Bannon is planning to set up a foundation based in Brussels called “The Movement,” which he hopes will boost the far-right at the 2019 elections. Though European right-wing leaders have been hesitant to throw their lot in with the controversial American, Bannon maintains the continent’s extremists—who he called “nationalist patriots”—will become Europe’s new political elite.

The former White House strategist told Politico that Italy—ruled by a populist coalition headed by the Five Star Movement and the League—is now at the “center of the political universe.”

“Brexit, Trump, the elections here in Italy—they are all pieces of the same thing,” Bannon told the audience Saturday, according to USA Today. “They give the little guy a voice. They reject what the elites have been hoisting onto us. And they show we are tired of hearing that if we want to protect our countries, our way of life, it means we are racists, nationalists and xenophobes.”

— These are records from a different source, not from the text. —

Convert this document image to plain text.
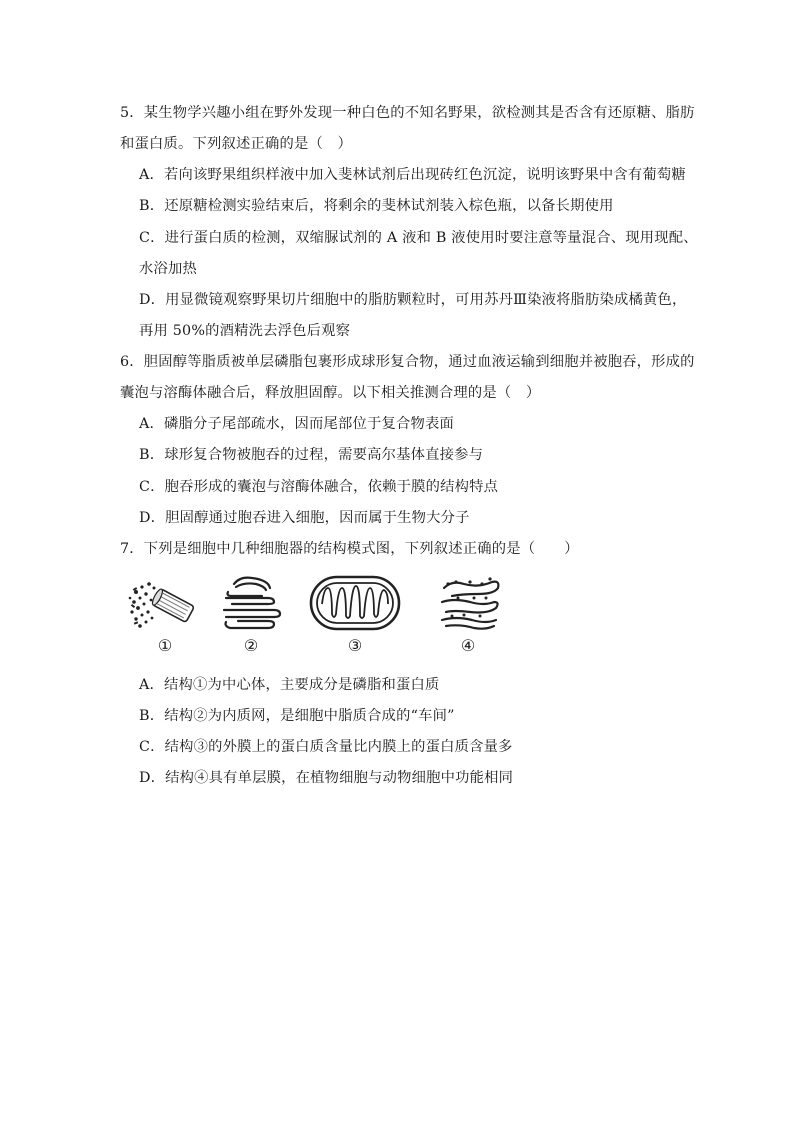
5．某生物学兴趣小组在野外发现一种白色的不知名野果，欲检测其是否含有还原糖、脂肪
和蛋白质。下列叙述正确的是（　）
A．若向该野果组织样液中加入斐林试剂后出现砖红色沉淀，说明该野果中含有葡萄糖
B．还原糖检测实验结束后，将剩余的斐林试剂装入棕色瓶，以备长期使用
C．进行蛋白质的检测，双缩脲试剂的 A 液和 B 液使用时要注意等量混合、现用现配、
水浴加热
D．用显微镜观察野果切片细胞中的脂肪颗粒时，可用苏丹Ⅲ染液将脂肪染成橘黄色，
再用 50%的酒精洗去浮色后观察
6．胆固醇等脂质被单层磷脂包裹形成球形复合物，通过血液运输到细胞并被胞吞，形成的
囊泡与溶酶体融合后，释放胆固醇。以下相关推测合理的是（　）
A．磷脂分子尾部疏水，因而尾部位于复合物表面
B．球形复合物被胞吞的过程，需要高尔基体直接参与
C．胞吞形成的囊泡与溶酶体融合，依赖于膜的结构特点
D．胆固醇通过胞吞进入细胞，因而属于生物大分子
7．下列是细胞中几种细胞器的结构模式图，下列叙述正确的是（　　）
①	②	③	④
A．结构①为中心体，主要成分是磷脂和蛋白质
B．结构②为内质网，是细胞中脂质合成的“车间”
C．结构③的外膜上的蛋白质含量比内膜上的蛋白质含量多
D．结构④具有单层膜，在植物细胞与动物细胞中功能相同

Bannon said he intends to increase his participation in European politics after the U.S. midterm elections in November. “I am going to work to make sure that in the U.S., the cultural Marxists and socialists will not win a victory in November, that President Trump will not be impeached, and then I intend to spend 80 percent of my time in Europe,” he explained.

He claimed the continent’s “entrenched powers” are not afraid of prominent right-wing leaders, but rather: “They are afraid of the people like you who voted to make a change in their country’s fortunes.”

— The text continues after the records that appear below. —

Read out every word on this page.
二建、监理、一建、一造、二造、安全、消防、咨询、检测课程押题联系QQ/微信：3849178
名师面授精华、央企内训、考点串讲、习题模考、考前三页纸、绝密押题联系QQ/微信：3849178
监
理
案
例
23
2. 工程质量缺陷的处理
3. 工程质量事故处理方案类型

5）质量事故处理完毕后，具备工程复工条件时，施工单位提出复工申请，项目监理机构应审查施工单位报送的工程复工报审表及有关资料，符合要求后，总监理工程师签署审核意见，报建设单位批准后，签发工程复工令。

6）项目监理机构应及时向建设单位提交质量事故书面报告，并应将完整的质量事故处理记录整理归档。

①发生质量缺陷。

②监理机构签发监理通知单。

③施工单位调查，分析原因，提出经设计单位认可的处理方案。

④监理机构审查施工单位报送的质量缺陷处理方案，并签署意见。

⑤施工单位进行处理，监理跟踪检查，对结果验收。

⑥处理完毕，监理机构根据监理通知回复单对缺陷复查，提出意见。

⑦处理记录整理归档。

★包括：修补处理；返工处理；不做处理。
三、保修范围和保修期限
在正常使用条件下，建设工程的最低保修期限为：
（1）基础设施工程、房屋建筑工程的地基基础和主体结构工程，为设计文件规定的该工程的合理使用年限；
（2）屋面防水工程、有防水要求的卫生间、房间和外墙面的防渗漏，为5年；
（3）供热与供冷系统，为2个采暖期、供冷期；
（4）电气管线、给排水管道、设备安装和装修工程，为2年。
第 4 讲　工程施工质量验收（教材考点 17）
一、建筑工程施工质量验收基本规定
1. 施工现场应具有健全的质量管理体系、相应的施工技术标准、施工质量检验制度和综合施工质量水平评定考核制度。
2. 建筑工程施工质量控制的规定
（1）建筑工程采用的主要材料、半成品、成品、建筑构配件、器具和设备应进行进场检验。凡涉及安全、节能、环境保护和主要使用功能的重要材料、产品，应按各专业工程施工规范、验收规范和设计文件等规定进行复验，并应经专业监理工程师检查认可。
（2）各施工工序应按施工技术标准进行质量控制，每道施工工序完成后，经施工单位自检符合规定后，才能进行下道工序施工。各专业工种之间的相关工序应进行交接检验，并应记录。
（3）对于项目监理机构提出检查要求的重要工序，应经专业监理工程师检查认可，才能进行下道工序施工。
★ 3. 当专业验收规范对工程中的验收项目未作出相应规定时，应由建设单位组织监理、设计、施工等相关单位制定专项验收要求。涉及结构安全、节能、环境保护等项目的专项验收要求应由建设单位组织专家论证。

Bannon suggested next year’s EU elections would give voters the chance to return a government “that’s not socialist,” ignoring or unaware of the fact that conservative parties have dominated the EU Parliament for the past 20 years.

But despite his high profile in the U.S., several right-wing groups in Europe have rejected his proposal. The Austrian Freedom Party, part of the country’s ruling coalition which has faced numerous accusations of anti-Semitism, said it was not interested in his help.

“We want to forge alliances in Europe but we do it independently of the U.S., Russia or anyone else,” said party leader Harald Vilimsky. “We want to grow, expand on our own and develop our program and ideas on our own, but surely not under the leadership of someone active in the United States,” he explained.

Britain’s U.K. Independence Party (UKIP) has also said it would not take part in Bannon’s project. Last week, leader Gerard Batten said of Bannon, “I’m not quite sure what he is proposing across Europe but UKIP doesn’t fit into that. UKIP is a British party that is going to pursue aims for the British people.”

And in France, Jérôme Rivière of Marine Le Pen’s far-right National Rally party said Bannon has no place in European politics. Rivière, who met with Bannon in London, said his party “reject any supra-national entity and are not participating in the creation of anything with Bannon.”